(282e) Expression-Targeted Gene Therapy for the Treatment of Transitional Cell Carcinoma | AIChE

(282e) Expression-Targeted Gene Therapy for the Treatment of Transitional Cell Carcinoma

Authors 

Zhang, X. - Presenter, Tulane University
Atala, A. J. - Presenter, Wake Forest University Baptist Medical Center


Gene therapy holds great promise for providing a clinical treatment for many cancers. Although clinical trials have used mainly viral transduction for gene delivery, non-viral methods have drawn more and more attention primarily due to issues regarding immunogenicity. A challenge common to both delivery methods is the attainment of gene expression in only the cells of interest. The attachment of ligands or antibodies to gene delivery complexes has been utilized toward this end, but this type of construct modification alters size and charge distributions in addition to marking the complexes with molecules that may be recognized by the liver or immune system. The complexes may face premature clearance from the body due to issues involving microvascularity, inflammation, immunogenicity, or simple attachment to serum albumin in vivo. In an alternative targeting approach, cell- or behavior-specific DNA control elements are included as part of the delivered gene to elicit transcription by only the cells of interest, regardless of whether additional cell types received the gene via delivery. This technique, known as expression-targeting, is at the core of this investigation.
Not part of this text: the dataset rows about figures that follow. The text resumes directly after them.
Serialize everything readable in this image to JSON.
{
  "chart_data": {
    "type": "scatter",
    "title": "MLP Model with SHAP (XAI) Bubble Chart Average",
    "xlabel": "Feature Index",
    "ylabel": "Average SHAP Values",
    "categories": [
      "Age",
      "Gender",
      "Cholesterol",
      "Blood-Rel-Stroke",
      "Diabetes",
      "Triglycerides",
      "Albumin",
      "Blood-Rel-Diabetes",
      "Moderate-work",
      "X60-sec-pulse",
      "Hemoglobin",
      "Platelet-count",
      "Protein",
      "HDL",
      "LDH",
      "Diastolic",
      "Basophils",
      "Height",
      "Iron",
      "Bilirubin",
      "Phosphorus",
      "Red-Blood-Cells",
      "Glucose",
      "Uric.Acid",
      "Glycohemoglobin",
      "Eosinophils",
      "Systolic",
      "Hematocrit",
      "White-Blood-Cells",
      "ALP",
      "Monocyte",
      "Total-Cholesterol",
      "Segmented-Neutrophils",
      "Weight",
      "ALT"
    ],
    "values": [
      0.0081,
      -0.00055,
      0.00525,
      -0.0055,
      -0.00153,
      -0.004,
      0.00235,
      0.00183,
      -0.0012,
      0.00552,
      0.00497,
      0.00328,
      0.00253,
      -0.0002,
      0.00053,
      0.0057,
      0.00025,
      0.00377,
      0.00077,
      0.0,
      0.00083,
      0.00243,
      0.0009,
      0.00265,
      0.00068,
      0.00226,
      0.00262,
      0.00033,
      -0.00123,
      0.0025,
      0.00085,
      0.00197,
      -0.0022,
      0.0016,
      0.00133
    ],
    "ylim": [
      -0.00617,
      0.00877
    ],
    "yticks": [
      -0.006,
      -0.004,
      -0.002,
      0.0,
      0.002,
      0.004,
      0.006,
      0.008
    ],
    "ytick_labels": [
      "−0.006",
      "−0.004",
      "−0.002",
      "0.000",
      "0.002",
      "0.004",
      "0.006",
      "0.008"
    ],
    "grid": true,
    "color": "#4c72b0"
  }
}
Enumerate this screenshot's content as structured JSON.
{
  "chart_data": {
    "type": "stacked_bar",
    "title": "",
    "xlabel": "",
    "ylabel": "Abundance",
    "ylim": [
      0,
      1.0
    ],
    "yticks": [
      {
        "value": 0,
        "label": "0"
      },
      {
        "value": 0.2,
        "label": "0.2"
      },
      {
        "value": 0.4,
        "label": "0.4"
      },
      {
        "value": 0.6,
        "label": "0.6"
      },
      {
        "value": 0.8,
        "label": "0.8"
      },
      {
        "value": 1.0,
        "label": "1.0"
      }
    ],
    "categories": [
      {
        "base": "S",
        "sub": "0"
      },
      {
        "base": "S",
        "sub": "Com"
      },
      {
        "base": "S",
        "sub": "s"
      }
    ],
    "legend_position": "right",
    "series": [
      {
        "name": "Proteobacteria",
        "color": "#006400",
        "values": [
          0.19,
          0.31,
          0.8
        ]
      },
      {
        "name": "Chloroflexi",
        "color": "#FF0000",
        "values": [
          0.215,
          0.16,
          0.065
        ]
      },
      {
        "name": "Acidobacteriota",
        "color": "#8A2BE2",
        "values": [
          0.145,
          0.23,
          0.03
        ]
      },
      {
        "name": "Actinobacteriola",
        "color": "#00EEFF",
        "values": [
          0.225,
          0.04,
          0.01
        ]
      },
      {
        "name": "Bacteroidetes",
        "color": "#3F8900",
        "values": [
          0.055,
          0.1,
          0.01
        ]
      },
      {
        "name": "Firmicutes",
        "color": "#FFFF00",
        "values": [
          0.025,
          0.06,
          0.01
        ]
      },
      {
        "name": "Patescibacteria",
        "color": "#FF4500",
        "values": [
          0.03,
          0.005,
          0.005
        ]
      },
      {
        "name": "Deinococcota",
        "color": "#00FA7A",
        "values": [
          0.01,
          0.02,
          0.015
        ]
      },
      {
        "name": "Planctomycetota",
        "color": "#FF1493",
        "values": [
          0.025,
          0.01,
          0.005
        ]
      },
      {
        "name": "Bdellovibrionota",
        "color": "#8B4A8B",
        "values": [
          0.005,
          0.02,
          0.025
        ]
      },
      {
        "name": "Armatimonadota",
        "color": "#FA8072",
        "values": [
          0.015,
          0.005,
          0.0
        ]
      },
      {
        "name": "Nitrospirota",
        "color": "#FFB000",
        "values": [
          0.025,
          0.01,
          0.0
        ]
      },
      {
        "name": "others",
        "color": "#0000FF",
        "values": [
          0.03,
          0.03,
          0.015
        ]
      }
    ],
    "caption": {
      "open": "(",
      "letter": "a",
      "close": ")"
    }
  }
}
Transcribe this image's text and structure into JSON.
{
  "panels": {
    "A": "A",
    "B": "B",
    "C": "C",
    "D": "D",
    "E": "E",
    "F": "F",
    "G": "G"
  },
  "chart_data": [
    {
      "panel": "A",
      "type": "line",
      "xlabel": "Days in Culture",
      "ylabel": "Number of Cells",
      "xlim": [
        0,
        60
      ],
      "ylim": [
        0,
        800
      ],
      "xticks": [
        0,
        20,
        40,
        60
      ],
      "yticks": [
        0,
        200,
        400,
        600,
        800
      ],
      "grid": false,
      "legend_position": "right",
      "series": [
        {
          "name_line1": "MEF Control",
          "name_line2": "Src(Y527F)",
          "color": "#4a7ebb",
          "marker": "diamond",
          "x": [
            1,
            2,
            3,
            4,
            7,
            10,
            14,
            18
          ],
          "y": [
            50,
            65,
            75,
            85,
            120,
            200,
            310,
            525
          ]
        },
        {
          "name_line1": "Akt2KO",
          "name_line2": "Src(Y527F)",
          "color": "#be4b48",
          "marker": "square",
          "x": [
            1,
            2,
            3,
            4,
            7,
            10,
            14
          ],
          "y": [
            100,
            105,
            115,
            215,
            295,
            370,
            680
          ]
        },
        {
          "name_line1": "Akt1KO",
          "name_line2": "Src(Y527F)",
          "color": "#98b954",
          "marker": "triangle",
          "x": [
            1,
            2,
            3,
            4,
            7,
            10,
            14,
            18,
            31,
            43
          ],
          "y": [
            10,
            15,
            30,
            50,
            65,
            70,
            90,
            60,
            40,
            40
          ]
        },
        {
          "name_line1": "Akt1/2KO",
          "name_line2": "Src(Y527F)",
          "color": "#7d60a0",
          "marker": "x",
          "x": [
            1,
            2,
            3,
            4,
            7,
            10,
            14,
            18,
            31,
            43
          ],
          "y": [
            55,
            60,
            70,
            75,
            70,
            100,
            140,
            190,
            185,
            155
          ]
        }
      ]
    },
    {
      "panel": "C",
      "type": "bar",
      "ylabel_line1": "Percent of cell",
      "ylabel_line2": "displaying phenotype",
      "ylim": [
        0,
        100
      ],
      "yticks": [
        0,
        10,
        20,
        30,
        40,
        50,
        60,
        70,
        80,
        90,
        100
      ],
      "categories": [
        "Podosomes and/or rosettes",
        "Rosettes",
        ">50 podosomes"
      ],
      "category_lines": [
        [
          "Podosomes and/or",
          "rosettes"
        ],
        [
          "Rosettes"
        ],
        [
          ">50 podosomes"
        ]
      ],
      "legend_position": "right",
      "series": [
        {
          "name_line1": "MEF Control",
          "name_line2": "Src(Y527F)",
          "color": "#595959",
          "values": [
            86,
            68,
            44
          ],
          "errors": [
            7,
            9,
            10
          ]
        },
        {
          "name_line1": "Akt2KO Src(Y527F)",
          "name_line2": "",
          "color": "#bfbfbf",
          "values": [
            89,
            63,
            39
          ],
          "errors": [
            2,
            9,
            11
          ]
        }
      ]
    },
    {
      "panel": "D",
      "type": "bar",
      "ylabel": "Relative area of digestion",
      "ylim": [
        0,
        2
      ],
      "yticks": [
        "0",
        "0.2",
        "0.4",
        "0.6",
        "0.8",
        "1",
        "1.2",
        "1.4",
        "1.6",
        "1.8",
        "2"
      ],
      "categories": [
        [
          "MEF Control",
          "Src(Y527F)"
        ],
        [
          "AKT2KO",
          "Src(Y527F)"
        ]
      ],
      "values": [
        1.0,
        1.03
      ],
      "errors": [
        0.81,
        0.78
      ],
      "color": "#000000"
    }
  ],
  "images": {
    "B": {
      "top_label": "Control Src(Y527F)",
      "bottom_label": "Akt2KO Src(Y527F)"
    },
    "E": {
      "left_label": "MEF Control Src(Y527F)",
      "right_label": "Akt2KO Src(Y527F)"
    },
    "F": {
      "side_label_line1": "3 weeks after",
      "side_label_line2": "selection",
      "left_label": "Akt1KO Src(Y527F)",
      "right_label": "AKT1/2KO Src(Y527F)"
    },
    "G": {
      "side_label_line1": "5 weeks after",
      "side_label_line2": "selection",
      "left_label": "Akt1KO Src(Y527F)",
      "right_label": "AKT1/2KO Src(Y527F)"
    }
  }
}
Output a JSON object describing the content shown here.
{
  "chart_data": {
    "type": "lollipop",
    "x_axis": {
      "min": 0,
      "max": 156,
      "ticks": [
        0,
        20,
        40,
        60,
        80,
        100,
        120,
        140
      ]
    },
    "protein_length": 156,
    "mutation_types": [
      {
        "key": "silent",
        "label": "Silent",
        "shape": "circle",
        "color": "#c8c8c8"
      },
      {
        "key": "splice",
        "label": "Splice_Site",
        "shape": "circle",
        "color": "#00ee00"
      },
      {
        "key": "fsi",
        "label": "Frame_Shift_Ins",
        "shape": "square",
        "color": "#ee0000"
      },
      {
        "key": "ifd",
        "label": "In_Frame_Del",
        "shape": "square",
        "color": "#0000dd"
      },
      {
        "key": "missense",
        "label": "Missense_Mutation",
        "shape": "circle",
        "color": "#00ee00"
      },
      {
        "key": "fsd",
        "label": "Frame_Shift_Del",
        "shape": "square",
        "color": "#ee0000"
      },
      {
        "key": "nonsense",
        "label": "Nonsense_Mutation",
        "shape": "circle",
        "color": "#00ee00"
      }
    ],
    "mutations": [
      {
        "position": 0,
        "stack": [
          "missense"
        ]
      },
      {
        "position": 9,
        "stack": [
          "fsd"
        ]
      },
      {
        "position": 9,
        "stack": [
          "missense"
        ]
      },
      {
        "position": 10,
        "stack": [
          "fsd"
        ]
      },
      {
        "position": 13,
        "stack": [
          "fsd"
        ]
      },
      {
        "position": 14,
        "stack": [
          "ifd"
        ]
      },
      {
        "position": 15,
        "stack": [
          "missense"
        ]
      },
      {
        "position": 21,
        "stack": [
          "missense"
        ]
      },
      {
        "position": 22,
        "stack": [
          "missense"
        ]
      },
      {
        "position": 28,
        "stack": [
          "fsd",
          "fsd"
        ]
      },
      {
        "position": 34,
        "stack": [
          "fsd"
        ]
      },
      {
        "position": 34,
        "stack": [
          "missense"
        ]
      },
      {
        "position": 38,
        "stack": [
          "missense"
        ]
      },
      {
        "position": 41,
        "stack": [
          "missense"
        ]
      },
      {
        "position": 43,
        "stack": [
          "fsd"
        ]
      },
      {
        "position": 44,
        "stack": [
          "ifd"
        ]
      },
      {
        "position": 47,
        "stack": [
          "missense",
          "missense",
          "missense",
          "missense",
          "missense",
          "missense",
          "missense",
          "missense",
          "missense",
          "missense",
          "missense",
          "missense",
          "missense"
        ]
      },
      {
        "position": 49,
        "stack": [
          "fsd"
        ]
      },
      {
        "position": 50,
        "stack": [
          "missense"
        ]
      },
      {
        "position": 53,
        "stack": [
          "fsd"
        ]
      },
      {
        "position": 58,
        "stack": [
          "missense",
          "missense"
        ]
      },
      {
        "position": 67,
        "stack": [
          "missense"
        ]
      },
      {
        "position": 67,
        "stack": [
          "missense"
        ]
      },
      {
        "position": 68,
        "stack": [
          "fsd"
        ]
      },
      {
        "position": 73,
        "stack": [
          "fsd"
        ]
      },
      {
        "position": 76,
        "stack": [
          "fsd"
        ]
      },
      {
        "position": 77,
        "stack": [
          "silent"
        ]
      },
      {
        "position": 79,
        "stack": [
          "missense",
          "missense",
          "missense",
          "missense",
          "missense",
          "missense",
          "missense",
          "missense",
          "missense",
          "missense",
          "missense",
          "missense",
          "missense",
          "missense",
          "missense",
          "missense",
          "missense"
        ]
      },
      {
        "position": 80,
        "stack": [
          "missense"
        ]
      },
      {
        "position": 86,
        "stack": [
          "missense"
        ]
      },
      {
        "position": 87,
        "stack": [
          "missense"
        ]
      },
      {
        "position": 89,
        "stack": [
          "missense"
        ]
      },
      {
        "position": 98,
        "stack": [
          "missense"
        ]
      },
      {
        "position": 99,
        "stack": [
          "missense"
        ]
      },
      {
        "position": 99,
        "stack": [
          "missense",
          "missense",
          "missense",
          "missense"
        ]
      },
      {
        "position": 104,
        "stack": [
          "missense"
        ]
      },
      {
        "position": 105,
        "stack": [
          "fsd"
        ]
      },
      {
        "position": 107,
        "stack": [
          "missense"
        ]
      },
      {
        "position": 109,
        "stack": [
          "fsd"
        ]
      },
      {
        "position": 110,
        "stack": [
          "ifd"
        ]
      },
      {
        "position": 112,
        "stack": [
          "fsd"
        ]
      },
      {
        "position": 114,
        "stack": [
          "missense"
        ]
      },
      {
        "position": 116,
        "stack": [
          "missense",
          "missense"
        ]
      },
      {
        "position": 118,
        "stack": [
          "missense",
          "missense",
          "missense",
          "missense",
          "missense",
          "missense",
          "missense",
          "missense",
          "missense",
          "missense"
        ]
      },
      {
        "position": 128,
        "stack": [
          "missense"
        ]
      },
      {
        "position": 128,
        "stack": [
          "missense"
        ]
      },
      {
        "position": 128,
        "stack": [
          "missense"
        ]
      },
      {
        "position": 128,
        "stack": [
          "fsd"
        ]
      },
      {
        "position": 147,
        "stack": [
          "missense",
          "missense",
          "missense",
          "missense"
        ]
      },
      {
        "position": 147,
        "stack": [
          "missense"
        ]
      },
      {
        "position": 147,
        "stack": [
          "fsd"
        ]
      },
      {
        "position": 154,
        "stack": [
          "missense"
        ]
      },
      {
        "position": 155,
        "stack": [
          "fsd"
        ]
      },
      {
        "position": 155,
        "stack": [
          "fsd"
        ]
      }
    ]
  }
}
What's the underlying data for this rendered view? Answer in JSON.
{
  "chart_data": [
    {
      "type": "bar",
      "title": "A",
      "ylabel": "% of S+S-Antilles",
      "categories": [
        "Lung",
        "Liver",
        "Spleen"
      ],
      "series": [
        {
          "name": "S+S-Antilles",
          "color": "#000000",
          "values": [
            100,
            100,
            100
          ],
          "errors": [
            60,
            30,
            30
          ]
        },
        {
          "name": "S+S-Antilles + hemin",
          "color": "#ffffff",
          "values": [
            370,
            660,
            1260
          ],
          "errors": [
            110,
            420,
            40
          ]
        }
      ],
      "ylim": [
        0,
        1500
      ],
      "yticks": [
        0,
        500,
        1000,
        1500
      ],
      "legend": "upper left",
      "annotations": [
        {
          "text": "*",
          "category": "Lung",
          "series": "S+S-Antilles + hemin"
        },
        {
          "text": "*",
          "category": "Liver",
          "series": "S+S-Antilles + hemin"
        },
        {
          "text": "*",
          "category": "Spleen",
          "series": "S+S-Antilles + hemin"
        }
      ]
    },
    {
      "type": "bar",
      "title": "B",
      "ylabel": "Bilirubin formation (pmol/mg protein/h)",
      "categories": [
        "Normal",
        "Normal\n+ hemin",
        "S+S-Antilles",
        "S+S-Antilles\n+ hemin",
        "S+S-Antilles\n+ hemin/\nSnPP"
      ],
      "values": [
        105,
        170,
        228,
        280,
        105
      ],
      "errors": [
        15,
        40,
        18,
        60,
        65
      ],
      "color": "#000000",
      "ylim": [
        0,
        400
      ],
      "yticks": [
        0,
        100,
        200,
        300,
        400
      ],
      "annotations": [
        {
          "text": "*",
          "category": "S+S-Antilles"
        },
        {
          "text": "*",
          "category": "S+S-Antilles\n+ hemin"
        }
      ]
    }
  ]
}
Cyclooxygenase-2 (Cox-2) is overexpressed in most carcinomas but is weak to undetectable in normal, unstressed tissues. Normal cells induced to express Cox-2 do so at levels below those observed in certain tumor cell lines. Experiments in our laboratory utilized the murine cox2 promoter successfully to target the expression of delivered pro-apoptotic genes to transitional cell carcinoma MB49 tumors in vivo in immunocompetent C57Bl6 mice. The pro-apoptotic genes, delivered via the branched polycation poly(ethylenimine), coded for inducible forms of caspases 3 and 9, which remained inactive until the administration of a chemical inducer of dimerization on subsequent days. Statistical analysis of treatment data revealed no significant difference between normal bladder weights and the bladders of mice belonging to groups that received optimized transfections with subsequent dimerization. Negative controls showed no statistical difference between groups that received sham treatments or gene delivery treatments without the dimerization. There was, however, a significant difference between the mice that received the full treatment regimen and mice receiving the treatment without subsequent product activation (p=0.04). The investigations show that the cox2 promoter is and effective means for achieving expression-targeted gene delivery to transitional cell carcinoma cells in vivo, and that expression-targeted delivery of apoptotic genes is an effective means to bring about apoptosis even in apoptosis-resistant cell lines. The delivery of genes that code for inducible forms of caspases 3 and 9, with subsequent product activation, can be used to significantly inhibit the progression of transitional cell carcinoma in mice. Because of the levels of Cox-2 expression seen in other carcinomas (including colon and prostate cancers), this treatment regimen could have wide applicability in the future.